In late 2022, before ChatGPT made generative AI the talk of the town, I was building a healthcare fintech product.
The problem was not “personal finance,” really. The problem was: people spend money on healthcare in messy ways, and later they have no clean way to figure out what was actually medical, what might be reimbursable, and what they should do next.
The product connected financial accounts, pulled transaction history, identified likely health and wellness spend, and helped people work through reimbursement flows like HSA and FSA claims.
The interesting part was the plumbing. I was linking accounts through Plaid, ingesting transaction data, and using that data in healthcare-specific workflows like spend review and provider pricing.
Business Impact
- Turned raw bank and credit card feeds into a healthcare-specific data product
- Gave users one place to connect accounts, review likely medical spend, and understand what might be reimbursable
- Built a workflow that helped people go from noisy transaction history to something they could actually act on
- Pointed the product toward medical spend intelligence instead of generic budgeting
The Problem
Healthcare spending is annoying to reconstruct after the fact.
People pay with credit cards, debit cards, insurance, out-of-pocket funds, and whatever card happens to be in their wallet that day. Merchant names are vague. Bills come in late. A charge that might matter for reimbursement often just looks like random statement noise.

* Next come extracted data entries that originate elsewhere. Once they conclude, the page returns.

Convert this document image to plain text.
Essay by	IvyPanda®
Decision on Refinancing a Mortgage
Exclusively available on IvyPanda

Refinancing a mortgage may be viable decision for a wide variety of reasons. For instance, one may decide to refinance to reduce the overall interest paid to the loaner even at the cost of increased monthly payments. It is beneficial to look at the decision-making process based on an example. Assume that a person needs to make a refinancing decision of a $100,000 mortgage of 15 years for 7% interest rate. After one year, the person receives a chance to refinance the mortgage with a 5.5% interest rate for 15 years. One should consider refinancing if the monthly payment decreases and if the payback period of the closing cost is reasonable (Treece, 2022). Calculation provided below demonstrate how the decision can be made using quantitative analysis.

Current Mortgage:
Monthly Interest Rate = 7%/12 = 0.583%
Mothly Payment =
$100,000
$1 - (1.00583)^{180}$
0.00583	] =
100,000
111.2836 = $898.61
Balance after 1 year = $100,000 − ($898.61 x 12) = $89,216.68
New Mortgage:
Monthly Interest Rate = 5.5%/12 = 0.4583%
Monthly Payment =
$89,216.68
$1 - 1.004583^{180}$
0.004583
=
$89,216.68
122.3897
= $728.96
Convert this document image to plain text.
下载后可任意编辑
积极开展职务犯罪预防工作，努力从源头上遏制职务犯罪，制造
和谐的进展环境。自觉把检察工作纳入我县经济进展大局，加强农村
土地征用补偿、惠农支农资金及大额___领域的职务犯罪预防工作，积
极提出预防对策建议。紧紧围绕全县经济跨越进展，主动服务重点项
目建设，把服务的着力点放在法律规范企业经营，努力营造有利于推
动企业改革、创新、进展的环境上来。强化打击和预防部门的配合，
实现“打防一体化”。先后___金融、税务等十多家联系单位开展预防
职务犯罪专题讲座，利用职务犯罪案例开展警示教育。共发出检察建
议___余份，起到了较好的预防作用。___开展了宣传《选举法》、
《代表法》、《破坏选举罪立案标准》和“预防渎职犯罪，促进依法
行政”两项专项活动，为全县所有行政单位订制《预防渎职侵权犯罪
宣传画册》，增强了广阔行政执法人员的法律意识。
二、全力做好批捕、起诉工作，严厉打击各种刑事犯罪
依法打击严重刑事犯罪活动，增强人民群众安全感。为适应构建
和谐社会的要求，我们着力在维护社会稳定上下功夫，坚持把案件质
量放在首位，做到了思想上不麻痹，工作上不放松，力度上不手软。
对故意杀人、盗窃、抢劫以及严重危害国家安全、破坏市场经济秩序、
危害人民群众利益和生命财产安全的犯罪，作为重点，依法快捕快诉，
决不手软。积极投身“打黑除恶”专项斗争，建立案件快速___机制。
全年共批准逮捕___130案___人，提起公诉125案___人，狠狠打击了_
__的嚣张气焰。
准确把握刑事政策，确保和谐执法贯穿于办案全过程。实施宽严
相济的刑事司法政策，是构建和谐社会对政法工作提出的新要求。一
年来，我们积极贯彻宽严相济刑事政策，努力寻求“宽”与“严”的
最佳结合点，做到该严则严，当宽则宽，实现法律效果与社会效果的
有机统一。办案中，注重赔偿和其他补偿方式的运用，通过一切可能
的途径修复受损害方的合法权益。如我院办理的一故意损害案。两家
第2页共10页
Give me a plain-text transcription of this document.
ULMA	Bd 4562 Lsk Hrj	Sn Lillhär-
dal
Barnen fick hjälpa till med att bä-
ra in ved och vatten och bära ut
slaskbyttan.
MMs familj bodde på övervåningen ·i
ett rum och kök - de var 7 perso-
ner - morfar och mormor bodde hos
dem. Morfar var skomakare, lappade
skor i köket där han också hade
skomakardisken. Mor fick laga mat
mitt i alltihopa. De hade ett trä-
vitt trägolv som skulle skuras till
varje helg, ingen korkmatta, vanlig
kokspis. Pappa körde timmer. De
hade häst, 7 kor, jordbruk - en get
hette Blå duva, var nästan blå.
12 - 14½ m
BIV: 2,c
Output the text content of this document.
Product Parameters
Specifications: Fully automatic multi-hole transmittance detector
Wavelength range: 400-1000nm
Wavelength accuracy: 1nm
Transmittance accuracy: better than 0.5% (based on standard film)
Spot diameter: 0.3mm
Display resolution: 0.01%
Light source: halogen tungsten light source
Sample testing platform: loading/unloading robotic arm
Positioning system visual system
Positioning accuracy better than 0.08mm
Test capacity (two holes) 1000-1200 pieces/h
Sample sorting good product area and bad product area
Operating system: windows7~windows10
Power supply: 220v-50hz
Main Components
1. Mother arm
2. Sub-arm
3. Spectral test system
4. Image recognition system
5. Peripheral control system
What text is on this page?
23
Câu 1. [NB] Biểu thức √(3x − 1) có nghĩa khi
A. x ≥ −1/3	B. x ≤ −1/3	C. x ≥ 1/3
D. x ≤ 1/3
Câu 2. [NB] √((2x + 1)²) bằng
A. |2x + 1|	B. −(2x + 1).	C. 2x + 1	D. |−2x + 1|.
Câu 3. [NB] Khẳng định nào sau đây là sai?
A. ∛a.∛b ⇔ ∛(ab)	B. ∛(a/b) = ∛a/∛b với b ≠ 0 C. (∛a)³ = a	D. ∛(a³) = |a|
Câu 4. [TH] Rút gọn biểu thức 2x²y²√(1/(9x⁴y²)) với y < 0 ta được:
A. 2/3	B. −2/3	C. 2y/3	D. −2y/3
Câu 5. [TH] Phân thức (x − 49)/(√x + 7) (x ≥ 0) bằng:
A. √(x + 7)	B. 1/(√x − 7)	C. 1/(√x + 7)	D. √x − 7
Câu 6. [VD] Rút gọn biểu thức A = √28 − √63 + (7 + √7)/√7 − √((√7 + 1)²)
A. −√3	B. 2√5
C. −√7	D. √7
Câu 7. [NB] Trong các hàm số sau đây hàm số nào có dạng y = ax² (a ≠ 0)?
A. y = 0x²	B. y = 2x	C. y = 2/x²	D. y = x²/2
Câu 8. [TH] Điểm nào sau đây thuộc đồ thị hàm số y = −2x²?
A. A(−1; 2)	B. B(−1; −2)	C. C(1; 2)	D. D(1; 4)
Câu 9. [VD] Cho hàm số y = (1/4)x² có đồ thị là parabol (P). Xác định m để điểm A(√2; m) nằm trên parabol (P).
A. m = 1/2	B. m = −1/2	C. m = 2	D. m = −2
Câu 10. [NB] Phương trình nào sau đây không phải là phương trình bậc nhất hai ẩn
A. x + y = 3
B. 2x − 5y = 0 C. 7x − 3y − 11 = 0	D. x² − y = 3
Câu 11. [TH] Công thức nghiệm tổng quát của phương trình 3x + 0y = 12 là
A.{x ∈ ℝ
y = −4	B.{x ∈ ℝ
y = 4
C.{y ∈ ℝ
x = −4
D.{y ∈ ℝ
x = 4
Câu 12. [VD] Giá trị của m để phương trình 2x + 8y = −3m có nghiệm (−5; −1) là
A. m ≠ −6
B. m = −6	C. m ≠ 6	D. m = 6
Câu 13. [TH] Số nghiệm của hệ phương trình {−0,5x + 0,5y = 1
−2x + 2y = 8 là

So the real product question was:
- Which of these transactions were actually healthcare?
- What did the user really spend?
- What might be reimbursable?
- What should they look at more closely?
What I Built
I built the full-stack product around that workflow.
- User onboarding and authenticated account access
- Financial account connection and transaction retrieval
- Backend pipelines for ingesting, normalizing, and storing transaction history
- Classification logic for identifying likely healthcare and wellness spend
- Dashboards for annual healthcare spend visibility
- Consumer-facing flows for provider pricing, procedure lookup, and reimbursement review
- Secure data handling and a production architecture built with HIPAA, SOC 2, and HITRUST readiness in mind
- Instrumentation and feedback loops for beta usage and iteration
The hard part was getting the data loop right.
Once a user connected accounts, the product could ingest transaction history, turn messy financial records into structured data, and feed that into analysis and classification. Without that layer, the AI part is mostly theater.
The product only worked if it could identify likely healthcare spend, flag ambiguity, and surface reimbursement opportunities in a way a real person could actually use.
The workflow looked something like this:
user creates an account
-> connects financial accounts
-> backend retrieves transaction history
-> app normalizes and stores the data
-> system identifies likely healthcare spend
-> product surfaces reimbursement and pricing context
-> user gets a clearer picture of what happened and what might be worth reviewing
Outcome
This was a real product, not just an AI wrapper demo.
It had authenticated users, linked accounts, transaction ingestion, healthcare-specific classification, reimbursement review flows, and a product direction centered on helping people make sense of medical spend.
That is what I mean when I say I was building AI in healthcare before the current hype cycle. The hard part was turning messy inputs into a workflow that could do useful work for real people.